Pesticide resistance in arthropods is a serious problem that costs farmers millions, if not billions, of dollars each year. Currently, more than 500 different species of arthropods are resistant to a wide variety of chemicals (http://pesticideresistance.org). Cases of resistance have been reported from 168 countries, making it a truly global phenomenon. Some pests are resistant to a single compound; however, many of them are simultaneously resistant to several related, or even unrelated chemicals. New cases of resistance are being continuously detected in a wide variety of crops, and no commercial grower can consider himself (or herself) to be completely immune from this problem.
Process of Resistance Development
Development of insecticide resistance in insect populations is a typical evolutionary process driven by survival of the fittest individuals. Initially, resistant insects result from random mutations caused by some internal (e.g., various molecules bumping against DNA in their chromosomes) or external (e.g., solar radiation) factors. As is usually the case for most oddball individuals, resistant mutants do not do very well among the general population under normal conditions. Their survivorship and reproductive success is usually lower than that of their susceptible peers. Therefore, relatively few of them persist in a population that is not exposed to a particular insecticide to which they have developed resistance.

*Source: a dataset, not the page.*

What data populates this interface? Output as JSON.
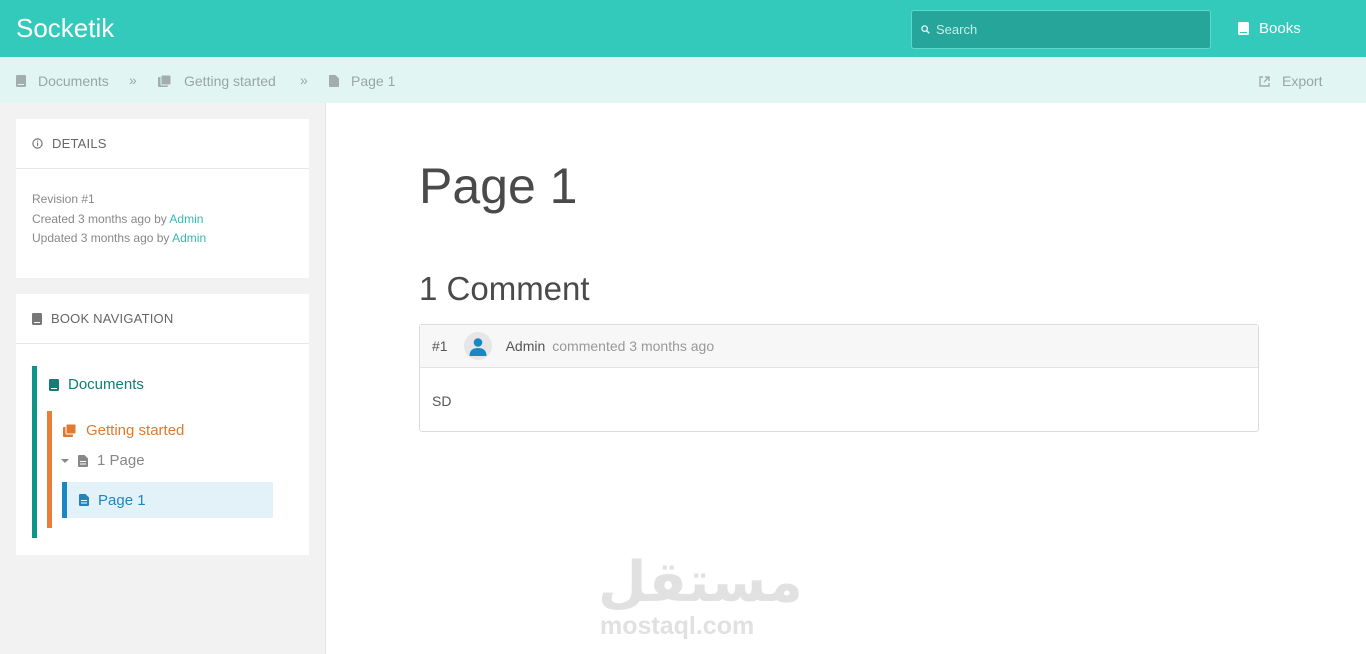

The situation changes dramatically when such an insecticide is being applied. Resistant insects find themselves in a position of a class nerd who made a fortune in computer business and flies his private jet to a high school reunion. The chemical is killing off susceptible genotypes, while resistant mutants survive and thrive in the absence of competition. Pretty soon, their numbers increase to the densities sufficient for causing economically significant damage.
Below is the schematic diagram outlining the process of resistance development (Fig. 1):
Most commonly, insects become resistant to a single chemical to which they were exposed. However, in some cases selection by one pesticide results in resistance to one or more other pesticides. Usually (but not always) these pesticides have similar chemistry and mode of action. This phenomenon is known as cross-resistance. In other cases, simultaneous and/or successive selection by several different pesticides may result in resistance to all of them. This phenomenon is known as multiple resistance.

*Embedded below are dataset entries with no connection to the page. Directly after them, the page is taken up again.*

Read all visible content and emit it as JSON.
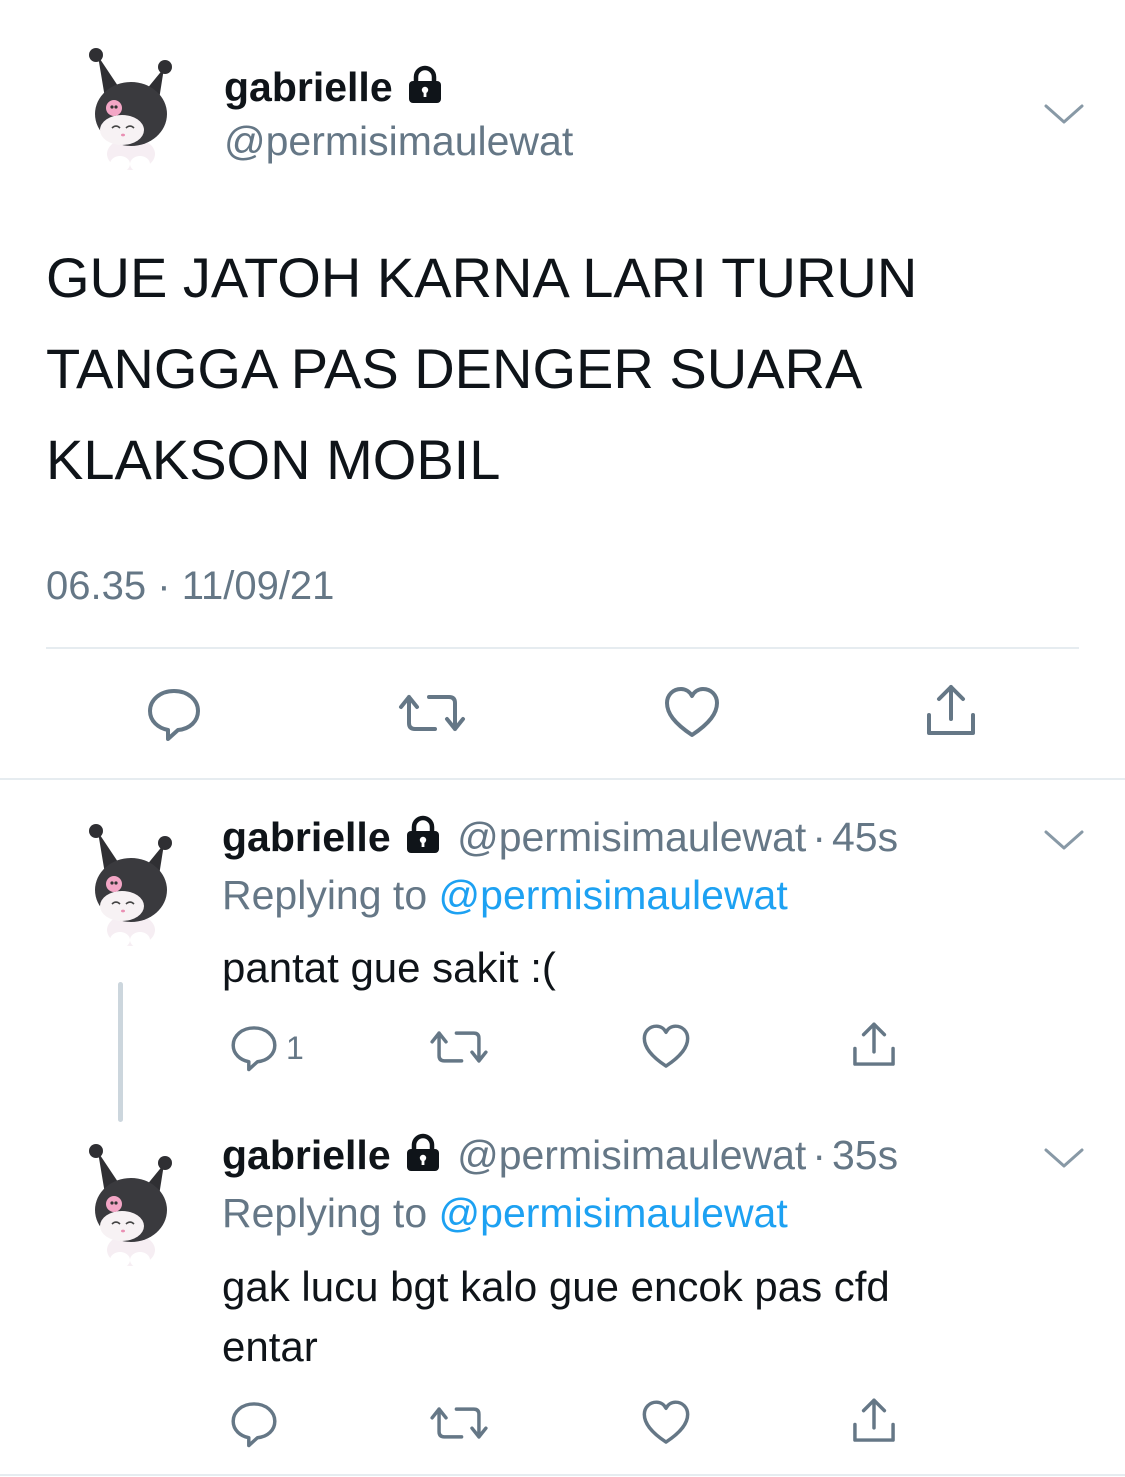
{
  "main_tweet": {
    "name": "gabrielle",
    "handle": "@permisimaulewat",
    "lines": [
      "GUE JATOH KARNA LARI TURUN",
      "TANGGA PAS DENGER SUARA",
      "KLAKSON MOBIL"
    ],
    "time": "06.35",
    "separator": "·",
    "date": "11/09/21"
  },
  "replies": [
    {
      "name": "gabrielle",
      "handle": "@permisimaulewat",
      "dot": "·",
      "time": "45s",
      "replying_prefix": "Replying to",
      "replying_handle": "@permisimaulewat",
      "lines": [
        "pantat gue sakit :("
      ],
      "reply_count": "1"
    },
    {
      "name": "gabrielle",
      "handle": "@permisimaulewat",
      "dot": "·",
      "time": "35s",
      "replying_prefix": "Replying to",
      "replying_handle": "@permisimaulewat",
      "lines": [
        "gak lucu bgt kalo gue encok pas cfd",
        "entar"
      ],
      "reply_count": ""
    }
  ],
  "icons": {
    "lock": "lock-icon",
    "chevron": "chevron-down-icon",
    "reply": "reply-icon",
    "retweet": "retweet-icon",
    "like": "heart-icon",
    "share": "share-icon"
  },
  "colors": {
    "text": "#0f1419",
    "secondary": "#657786",
    "link": "#1da1f2",
    "divider": "#e6ecf0"
  }
}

A number of different mechanisms within the insect may be involved to produce resistance. Detoxification in resistant organisms may increase compared to susceptible organisms because a pesticide molecule is changed once it enters the organism to become non-toxic. This could be achieved by producing more enzymes, or by changing enzyme structure and function to make them better in deactivating the poisons. In other cases, a pesticide molecule remains intact, but the resistant organism changes to minimize its deleterious effects. This may involve changes in cellular structures targeted by pesticides to decrease their vulnerability, increased rates of excretion of toxic molecules, their sequestration and storage inside of the insect body away from vulnerable tissues and organs, and decreased toxin penetration through the insect body wall. In still other cases, pests may change their behavior to avoid exposure to pesticides. Sometimes, more than one resistance mechanisms may exist in the same population (or even within the same individual).

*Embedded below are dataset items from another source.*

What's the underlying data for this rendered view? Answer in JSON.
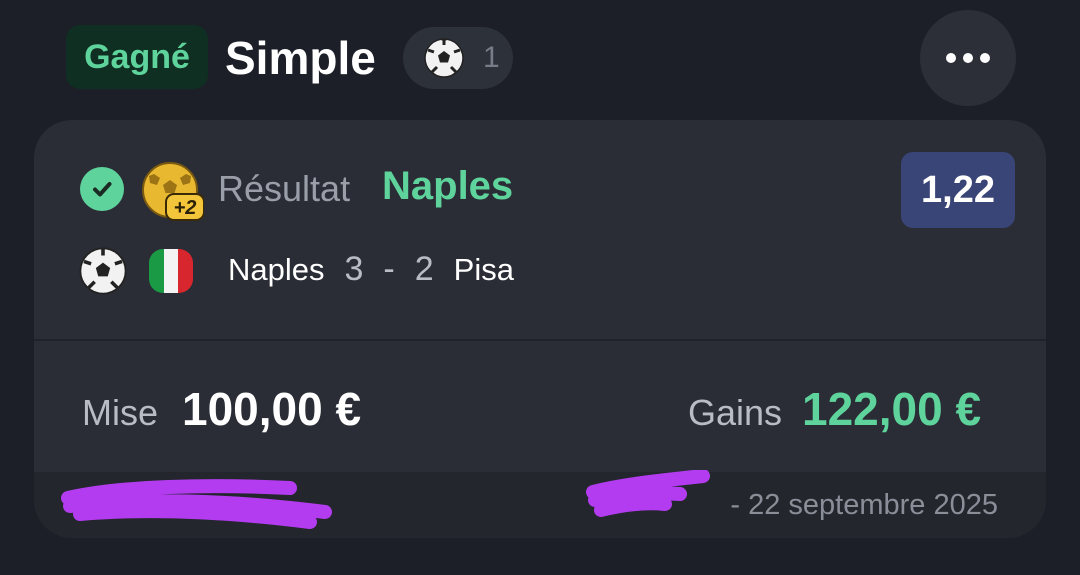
{
  "header": {
    "status_badge": "Gagné",
    "title": "Simple",
    "sport_count": "1",
    "sport_icon": "soccer-ball-icon",
    "menu_icon": "more-options-icon"
  },
  "selection": {
    "status_icon": "check-icon",
    "boost_icon": "boost-plus2-icon",
    "market_label": "Résultat",
    "pick": "Naples",
    "odds": "1,22",
    "sport_icon": "soccer-ball-icon",
    "country_flag": "italy-flag-icon",
    "home_team": "Naples",
    "home_score": "3",
    "separator": "-",
    "away_score": "2",
    "away_team": "Pisa"
  },
  "totals": {
    "stake_label": "Mise",
    "stake_value": "100,00 €",
    "gains_label": "Gains",
    "gains_value": "122,00 €"
  },
  "footer": {
    "reference": "",
    "date_text": "- 22 septembre 2025"
  },
  "colors": {
    "background": "#1c1f27",
    "card": "#2a2d35",
    "accent_green": "#5ed39c",
    "odds_badge": "#3a4577",
    "redaction": "#b43cf0"
  }
}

Often, mutation in a single gene only leads to the development of a resistant organism. Resistant genes are usually autosomal. This means that they are located on autosomes (as opposed to sex chromosomes). As a result, resistance is inherited similarly in males and females. Also, resistance is usually inherited as an incompletely dominant trait. When a resistant and a susceptible individual mate with each other, their progeny has an intermediate level of resistance (more resistant than the susceptible parent, but not as resistant as the resistant parent). As already mentioned above, having resistant genes usually decreases relative fitness of organisms. Resistant individuals often have reduced reproductive output, life expectancy, mobility, etc.
Who is at risk
The first step in a resistance management program is identifying fields where the Colorado potato beetles are at high risk of developing resistance. In theory, any field that has been treated with any insecticides is at risk. However, on some fields the risk is higher than on the others. Generally speaking, the more extensively a given chemical is used -- the higher the probability becomes that it will fail due to resistance development (Fig. 2). Therefore, relying on a single insecticide as a sole method of keeping the beetle populations in check will eventually result in failure, while integrating various chemical and non-chemical techniques will keep beetle populations under damaging levels for greater periods of time.
Fig. 2. Risk of insecticide resistance as a function of management practices.